帰郷
佐助ら一行は伊賀の里に着いた。
そこは見慣れた山と花、いつもと変わらぬ川の流れと鳥のさえずりがあった。
初めて見る戦に怯え、長旅で疲れた才蔵ら子供たちを変わらぬ風景が歓迎していた。
里に着いたことを実感した才蔵は安堵してため息混じりに本音を漏らす。
「は~、疲れた~。」
才蔵ら子供達はクタクタに疲れていた。
「今日は疲れているから、みんな家に帰りなさい。親に顔を見せるのも大事だ。」
「帰れる!母上に会える!」
子供達の目は輝き、みんな大いに喜んで家路についた。
才蔵も早く菊に会いたい気持ちを抑えきれず、思わず駆け足で家に向かった。
慣れ親しんだ道を進み、遂に菊の待つ家に着くと、菊に駆け寄り飛ぶように抱き着いた。
「あらあら才蔵。」
菊も喜んで我が子を抱擁した。久しぶりに我が子を抱きしめた菊は、子供ながらにたくましく筋肉のついた体つきに成長と修行の厳しさを感じ取った。

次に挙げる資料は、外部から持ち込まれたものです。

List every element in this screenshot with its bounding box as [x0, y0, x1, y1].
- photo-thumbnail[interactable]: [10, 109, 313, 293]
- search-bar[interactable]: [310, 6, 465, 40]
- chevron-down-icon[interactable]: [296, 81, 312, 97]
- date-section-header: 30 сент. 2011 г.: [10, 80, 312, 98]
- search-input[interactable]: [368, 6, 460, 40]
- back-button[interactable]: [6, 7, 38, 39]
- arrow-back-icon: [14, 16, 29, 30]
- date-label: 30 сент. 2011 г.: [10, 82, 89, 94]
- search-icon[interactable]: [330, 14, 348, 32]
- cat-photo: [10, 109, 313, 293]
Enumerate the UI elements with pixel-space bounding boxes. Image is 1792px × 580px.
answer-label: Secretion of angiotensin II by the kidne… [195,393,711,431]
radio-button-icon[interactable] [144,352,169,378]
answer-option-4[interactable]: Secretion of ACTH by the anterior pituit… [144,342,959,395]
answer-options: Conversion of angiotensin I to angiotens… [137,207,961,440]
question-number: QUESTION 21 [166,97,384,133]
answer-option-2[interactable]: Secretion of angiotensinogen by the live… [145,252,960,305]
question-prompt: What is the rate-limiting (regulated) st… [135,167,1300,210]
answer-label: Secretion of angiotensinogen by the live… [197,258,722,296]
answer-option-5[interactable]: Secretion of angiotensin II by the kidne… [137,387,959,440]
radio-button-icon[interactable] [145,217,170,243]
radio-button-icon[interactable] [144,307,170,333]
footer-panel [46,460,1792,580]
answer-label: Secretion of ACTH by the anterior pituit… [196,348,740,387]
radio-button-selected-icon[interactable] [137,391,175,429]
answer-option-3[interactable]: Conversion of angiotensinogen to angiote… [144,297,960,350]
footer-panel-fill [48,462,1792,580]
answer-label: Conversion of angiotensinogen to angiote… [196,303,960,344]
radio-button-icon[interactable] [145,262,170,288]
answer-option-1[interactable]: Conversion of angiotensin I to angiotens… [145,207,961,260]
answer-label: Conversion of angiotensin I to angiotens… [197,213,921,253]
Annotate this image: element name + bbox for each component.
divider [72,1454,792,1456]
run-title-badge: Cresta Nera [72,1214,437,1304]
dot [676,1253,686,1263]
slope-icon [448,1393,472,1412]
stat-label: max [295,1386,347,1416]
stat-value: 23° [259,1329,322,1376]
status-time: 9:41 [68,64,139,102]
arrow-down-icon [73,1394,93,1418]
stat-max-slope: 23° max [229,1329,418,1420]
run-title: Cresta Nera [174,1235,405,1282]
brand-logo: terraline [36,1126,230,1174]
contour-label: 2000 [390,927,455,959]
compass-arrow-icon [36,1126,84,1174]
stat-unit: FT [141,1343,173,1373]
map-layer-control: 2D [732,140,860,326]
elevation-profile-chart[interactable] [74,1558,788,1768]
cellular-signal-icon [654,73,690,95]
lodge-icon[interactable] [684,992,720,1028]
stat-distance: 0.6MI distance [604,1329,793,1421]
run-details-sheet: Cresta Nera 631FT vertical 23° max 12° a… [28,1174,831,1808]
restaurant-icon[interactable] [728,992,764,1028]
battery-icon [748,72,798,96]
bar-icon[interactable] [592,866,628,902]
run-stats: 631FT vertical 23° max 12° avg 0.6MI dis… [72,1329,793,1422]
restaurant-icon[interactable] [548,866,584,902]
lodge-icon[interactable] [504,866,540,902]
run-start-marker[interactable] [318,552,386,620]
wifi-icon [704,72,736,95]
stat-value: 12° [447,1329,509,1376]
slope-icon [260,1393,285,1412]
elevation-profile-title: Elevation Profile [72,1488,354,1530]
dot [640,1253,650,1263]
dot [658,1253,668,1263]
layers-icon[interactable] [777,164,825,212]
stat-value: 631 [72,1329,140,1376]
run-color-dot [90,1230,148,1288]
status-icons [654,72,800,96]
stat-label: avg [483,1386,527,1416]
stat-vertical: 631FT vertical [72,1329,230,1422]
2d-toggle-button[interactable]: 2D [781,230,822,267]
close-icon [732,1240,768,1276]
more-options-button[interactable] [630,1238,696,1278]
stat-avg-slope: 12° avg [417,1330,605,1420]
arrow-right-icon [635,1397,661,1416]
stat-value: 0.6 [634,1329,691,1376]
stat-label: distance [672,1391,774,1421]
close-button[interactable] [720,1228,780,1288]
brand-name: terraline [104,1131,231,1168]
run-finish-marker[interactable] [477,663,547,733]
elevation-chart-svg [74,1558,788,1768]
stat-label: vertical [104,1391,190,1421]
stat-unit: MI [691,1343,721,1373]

「たくさん食べてたくさん寝なさい。また明日から修行ですよ。」
「はい。」
才蔵は布団に入るとすぐに深い眠りについた。
才蔵の寝顔を見た菊は我が子の無事に安堵したものの、これから待ち受ける忍びの定めに、思わずため息をついた。
草も木も眠る子の刻、音も無く佐助が才蔵の寝る部屋に入り、枕元に立つ。
「才蔵。」
佐助は呼び掛けるが才蔵は起きる気配が無い。
佐助は才蔵の周りを歩き、次第に激しく足音を立てたが、才蔵は寝ている。
そして短刀を手に取り、鞘から抜いた。
チャッ。
「眠りが深すぎるな。まだ幼いから仕方ないが、この音には起きてほしいものだ。」
佐助は短刀を収めると懐から携帯用の筆と硯である矢立を取り出し、紙に『佐助参る』と書き、才蔵の枕元に置いて部屋を出た。
翌朝。
才蔵は起きると、枕元の紙に気付いた。
「え?」
才蔵が目覚めたことに気付いた菊が部屋に入る。
「おはよう、才蔵。佐助殿が参られ、部屋にお通ししました。気付かなかったようですね。」
「全然気付きませんでした。」
「これも修行のひとつとの事。さあ、雑炊が出来てます。食べて里に行く準備をしなさい。」
菊は優しく微笑み、才蔵に食事をすすめた。
「はい。」
才蔵は女中の作った雑炊(玄米や雑穀をカサ増ししたもの)を食べ、里に向かった。
才蔵が佐助らのいる修行の里に着くと、そこには足助ら、他の子供達もいた。
子供らはみな、バツが悪そうな顔で雰囲気が暗い。
佐助がその顔を見て話し出す。
「みんな。昨晩、儂等が寝床に来たにも関わらず起きなかったことを気にしているようだな。気にすることはない。敵方に忍び入る際、好機というものがある事を身を持って知ってほしくてやったことだ。」
佐助は話を続ける。
「昨晩、儂と虎之助がそれぞれ、皆の寝床に入り、歩き回り、書き物もしたが、起きた者は居なかった。もし、お主らが敵の寝床に忍び入るなら、こういう時を狙うのだ。」
才蔵が関心して質問をする。
「全く気付かなかったです。他にはどういう時が好機ですか?」
「屋敷に忍び入るなら、宴会のあった夜。普請や労役で疲れた夜。雨風の強い夜。騒動のあった夜がある。主人などが死んでから2、3日後も良い。葬儀などで忙しくなり、睡眠不足になる。」
子供達は一生懸命に話を聞く。
「更には城に忍び入る機会もある。悪天候の中を行軍した夜は足軽達も疲れている。敵が城を出た直後や合戦が始まって敵味方が入り乱れ、混乱した時も狙い時だ。城の守り手も攻める方に気を取られる。」
子供達は実際に忍び入る事を身近に感じて緊張感が増していった。
「これからは忍び入る時に必要な道具の使い方、火薬、薬草の知識、敵地で怪しまれないための様々な職種の作法や方言も学ぶ事が肝要だ。しかし、お主らの全員が忍びになれるわけではない。いくら一生懸命に修行しても才覚無しと判断されれば忍びの任務に就くわけにはいかん。才覚の無い者が任務に失敗した時は、その任務の失敗だけではなく、仲間の命、仲間の任務にも影響する。主人や雇い主の戦略や外交にも影響を与えてしまう。まずは心して修行に臨むんだぞ。」
子供達は忍びとして生きていく覚悟を決め、修行に励む決意を新たにした。